Many potential HIV prevention and treatment policies are evaluated using epidemic models, instantiated using the best available data. However, structural assumptions in such models, such as the choice of network or compartmental model type or the inclusion of different types of heterogeneity across individuals, might affect model predictions as much as or more than the choice of input parameters. We explore the potential implications of structural assumptions on HIV model predictions and policy conclusions. We perform a case study of the effects of a hypothetical HIV vaccine in multiple population subgroups over eight related transmission models, which we sequentially modify to vary over two dimensions: parameter complexity (e.g., the inclusion of age and HCV comorbidity) and contact/simulation complexity (e.g., aggregated compartmental vs. individual/disaggregated compartmental vs. network models).

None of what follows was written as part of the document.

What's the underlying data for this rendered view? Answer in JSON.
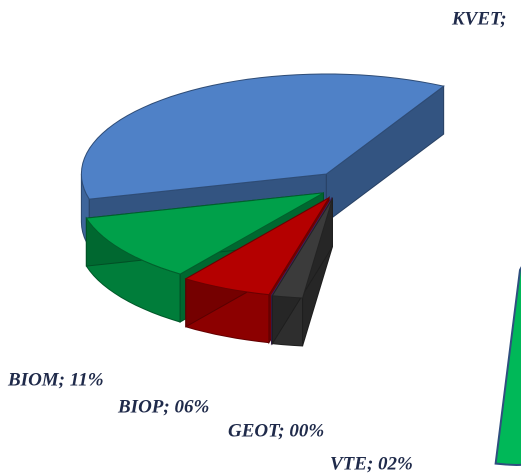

We find that estimates of HIV incidence reductions from network models and individual compartmental models vary, but those differences are overwhelmed by the differences in HIV incidence between such models and the aggregated compartmental models (which aggregate groups of individuals into compartments). For aggregated compartmental models, the differences introduced by parameter complexity also translate into substantial differences in cost-effectiveness estimates. Parameter complexity does not appear to play a consistent role in differentiating the projections of network models.

Professor Margaret Brandeau is the Coleman F. Fung Professor in the School of Engineering and a Professor of Medicine (by Courtesy) at Stanford University. Her research focuses on the development of applied mathematical and economic models to support health policy decisions. Her recent work has focused on HIV prevention and treatment programs, programs to control the spread of hepatitis B virus, and public health preparedness plans. 

She is a Fellow of the Institute for Operations Research and Management Science (INFORMS) and a member of the Omega Rho International Honor Society for Operations Research and Management Science. From INFORMS she has received the President’s Award (recognizing important contributions to the welfare of society), the Pierskalla Prize (for research excellence in health care management science), the Philip McCord Morse Lectureship Award, and the Award for the Advancement of Women in Operations Research and the Management Sciences. She has also received the Award for Excellence in Application of Pharmacoeconomics and Health Outcomes Research from the International Society for Pharmacoeconomics and Outcomes Research, and a Presidential Young Investigator Award from the National Science Foundation, among other awards. Professor Brandeau earned a BS in Mathematics and an MS in Operations Research from MIT, and a PhD in Engineering-Economic Systems from Stanford.